My twitter icon is the famous drive around control image:

This is where folks promoting APT fail. I am not denying that the attackers who have found a end run around a widely known security control are
Advanced
Persistent
Threats
Anyone who targeted a particular firm, and utterly broke a long standing crypto system, and everything else required to obviate hardened controls of at least two military industrial giants are worthy of the term APT.
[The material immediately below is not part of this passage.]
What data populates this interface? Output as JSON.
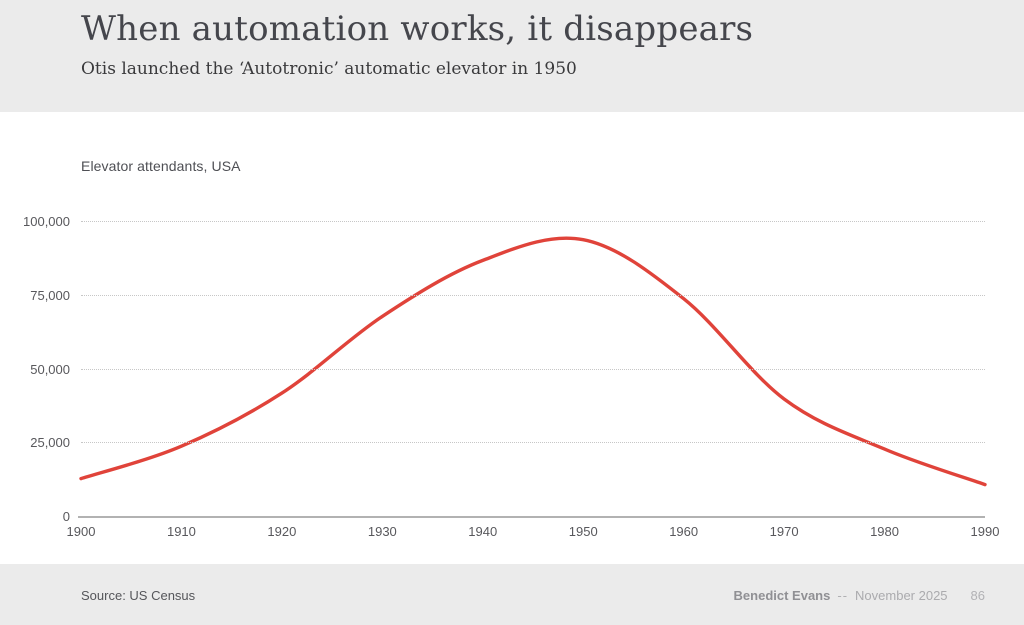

Unfortunately, APT as a term is so brand damaged in the info sec community (try saying it at a public event without being openly laughed at), that we have to choose a better one, one that marketers would never dream of using inappropriately. I don’t know what it is, but surely
Enemy Combatent
or
Soon To Be A Small Pile Of Glowing Ash (STBASPOGA, or the more friendly sounding Strasbourg)
are right up there.
Worse still, the fact that these Strasbourgs really are APTs doesn’t mean that we should forget to do the hard work, but instead demonstrates the paucity of protective information security research. Some of you might remember me saying a year or two ago that too much attention is paid to those who hack, and not enough on those who defend. Strasbourgs should mean more dollars in pro-active research. We need to make it difficult to develop insecure software. We should make easy to determine if Acme’s latest release of their widgets are insecure. We should have metrics that easily demonstrate insecure software costs more. We should make it legally untenable to ship insecure software, and give redress to consumers when their investments, privacy and intellectual property are violated due to stupid, simple weaknesses that we knew about in 1965.